A machine dispenses four kinds of tokens. Red tokens are worth \(25\) points, blue tokens are worth \(10\) points, green tokens are worth \(5\) points, and yellow tokens are worth \(1\) point. The machine never runs out of tokens to dispense.
To get tokens from the machine, people enter a total number of points, and the machine will dispense the fewest number of tokens that total that number of points. For example, if someone enters \(30\) points, the machine will dispense \(1\) red token and \(1\) green token, because their total value is \(25+5=30\) points, and this total cannot be obtained using fewer tokens.
For how many different total numbers of points will the machine dispense exactly \(4\) tokens?
We start by noting how many of the \(4\) tokens can be a particular colour. There can be up to \(4\) red tokens because they have the largest value, so the machine cannot obtain the same total number of points using fewer tokens. There can also be up to \(4\) yellow tokens, because \(4\) yellow tokens have a total value of \(4\) points, which is less than the value of \(1\) green token. The number of blue tokens must be less than \(3\), because \(3\) blue tokens have a total value of \(30\) points, which can be obtained using fewer tokens (namely \(1\) red token and \(1\) green token). Similarly the number of green tokens must be less than \(2\), because \(2\) green tokens have a total value of \(10\) points, which is the value of \(1\) blue token. Finally, we cannot have \(2\) blue tokens and \(1\) green token, because they have a total value of \(25\) points, which is the value of \(1\) red token.
Now we count the number of combinations of \(4\) tokens that can be dispensed from the machine.
Case 1: There are \(4\) red tokens.
In this case, the only total number of points possible is \(100\).
Case 2: There are \(3\) red tokens.
If there are \(3\) red tokens, then the
other token could be blue, green, or yellow.

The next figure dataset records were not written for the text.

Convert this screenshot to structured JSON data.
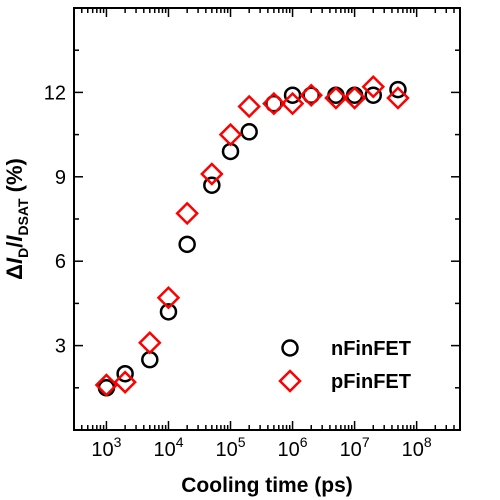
{
  "chart_data": {
    "type": "scatter",
    "xscale": "log",
    "xlim": [
      300,
      500000000
    ],
    "ylim": [
      0,
      15
    ],
    "xticks": [
      1000,
      10000,
      100000,
      1000000,
      10000000,
      100000000
    ],
    "xtick_labels": [
      {
        "base": "10",
        "exp": "3"
      },
      {
        "base": "10",
        "exp": "4"
      },
      {
        "base": "10",
        "exp": "5"
      },
      {
        "base": "10",
        "exp": "6"
      },
      {
        "base": "10",
        "exp": "7"
      },
      {
        "base": "10",
        "exp": "8"
      }
    ],
    "yticks": [
      3,
      6,
      9,
      12
    ],
    "ytick_labels": [
      "3",
      "6",
      "9",
      "12"
    ],
    "xlabel": "Cooling time (ps)",
    "ylabel": {
      "delta": "Δ",
      "i1": "I",
      "sub1": "D",
      "slash": "/",
      "i2": "I",
      "sub2": "DSAT",
      "unit": " (%)"
    },
    "grid": false,
    "legend_position": "bottom-right",
    "series": [
      {
        "name": "nFinFET",
        "marker": "circle",
        "color": "#000000",
        "x": [
          1000,
          2000,
          5000,
          10000,
          20000,
          50000,
          100000,
          200000,
          500000,
          1000000,
          2000000,
          5000000,
          10000000,
          20000000,
          50000000
        ],
        "y": [
          1.5,
          2.0,
          2.5,
          4.2,
          6.6,
          8.7,
          9.9,
          10.6,
          11.6,
          11.9,
          11.9,
          11.9,
          11.9,
          11.9,
          12.1
        ]
      },
      {
        "name": "pFinFET",
        "marker": "diamond",
        "color": "#ff0000",
        "x": [
          1000,
          2000,
          5000,
          10000,
          20000,
          50000,
          100000,
          200000,
          500000,
          1000000,
          2000000,
          5000000,
          10000000,
          20000000,
          50000000
        ],
        "y": [
          1.6,
          1.7,
          3.1,
          4.7,
          7.7,
          9.1,
          10.5,
          11.5,
          11.6,
          11.6,
          11.9,
          11.8,
          11.8,
          12.2,
          11.8
        ]
      }
    ]
  }
}
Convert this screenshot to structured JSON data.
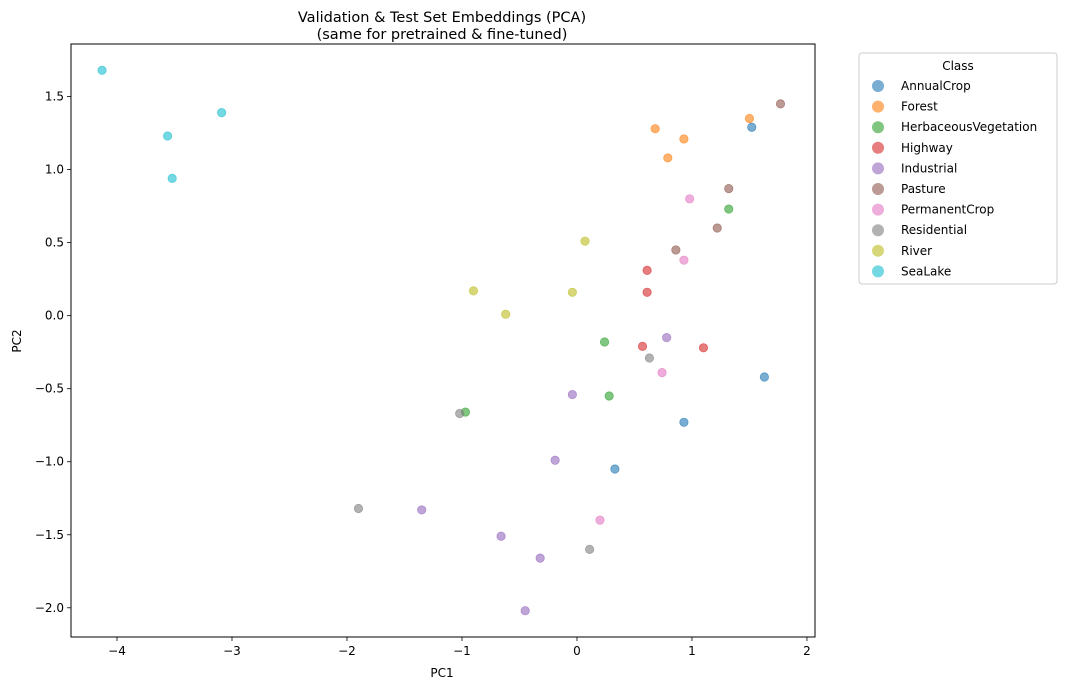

The total numbers of points
would then be \(85\), \(80\), or \(76\), respectively. Thus, there are \(3\) different total numbers of
points.
Case 3: There are \(2\) red tokens.
If there are \(2\) red tokens, then the
other \(2\) tokens are either both the
same colour, or are two different colours.
If the other \(2\) tokens are both the same colour, then they can either be blue or yellow. The total numbers of points would then be \(70\) or \(52\), respectively. Note that they cannot be green because the number of green tokens must be less than \(2\).
If the other \(2\) tokens are two different colours, then they can be blue and green, blue and yellow, or green and yellow. The total numbers of points would then be \(65\), \(61\), or \(56\), respectively.
Thus, there are \(5\) different total numbers of points if there are \(2\) red tokens.
Case 4: There is \(1\) red token.
If there is \(1\) red token, then the
other \(3\) tokens are either all the
same colour, \(2\) are the same colour
and \(1\) is a different colour, or
they are all different colours.
If the other \(3\) tokens are all the same colour, then they must all be yellow. Therefore, the total number of points would be \(28\). Note that they cannot all be blue or all be green because the number of blue tokens must be less than \(3\) and the number of green tokens must be less than \(2\).
If \(2\) of the other \(3\) tokens are the same colour and \(1\) is a different colour, then there could be \(2\) blue and \(1\) yellow, \(1\) blue and \(2\) yellow, or \(1\) green and \(2\) yellow. The total numbers of points would then be \(46\), \(37\), or \(32\), respectively. Note that we already determined that we cannot have \(2\) blue tokens and \(1\) green token.
If the other \(3\) tokens are all different colours, then the total number of points would be \(41\).
Thus, there are \(5\) different total numbers of points if there is \(1\) red token.
Case 5: There are no red tokens.
If there are no red tokens, then there are either \(4\) tokens of one colour, \(3\) tokens of one colour and \(1\) token of another colour, \(2\) tokens of one colour and \(2\) tokens of another colour, or \(2\) tokens of one colour and \(1\) token of each of the other two
colours.
If there are \(4\) tokens of one colour, then they must be all yellow. Therefore, the total number of points would be \(4\).
If there are \(3\) tokens of one colour and \(1\) token of another colour, then there could be \(1\) blue token and \(3\) yellow tokens or \(1\) green token and \(3\) yellow tokens. The total numbers of points would then be \(13\) or \(8\), respectively.
If there are \(2\) tokens of one colour and \(2\) tokens of another colour, then there must be \(2\) blue tokens and \(2\) yellow tokens. Therefore, the total number of points would be \(22\).
If there are \(2\) tokens of one colour and \(1\) token of each of the other two colours, then there must be \(1\) blue token, \(1\) green token, and \(2\) yellow tokens. Therefore, the total number of points would be \(17\).
Thus, there are \(5\) different total numbers of points if there are no red tokens.
In total, there are \(1+3+5+5+5=19\) different total numbers of points for which the machine will dispense exactly \(4\) tokens.
The \(19\) possible totals obtained using exactly \(4\) tokens are as follows.
\(4\), \(8\), \(13\), \(17\), \(22\), \(28\), \(32\), \(37\), \(41\), \(46\), \(52\), \(56\), \(61\), \(65\), \(70\), \(76\), \(80\), \(85\), \(100\)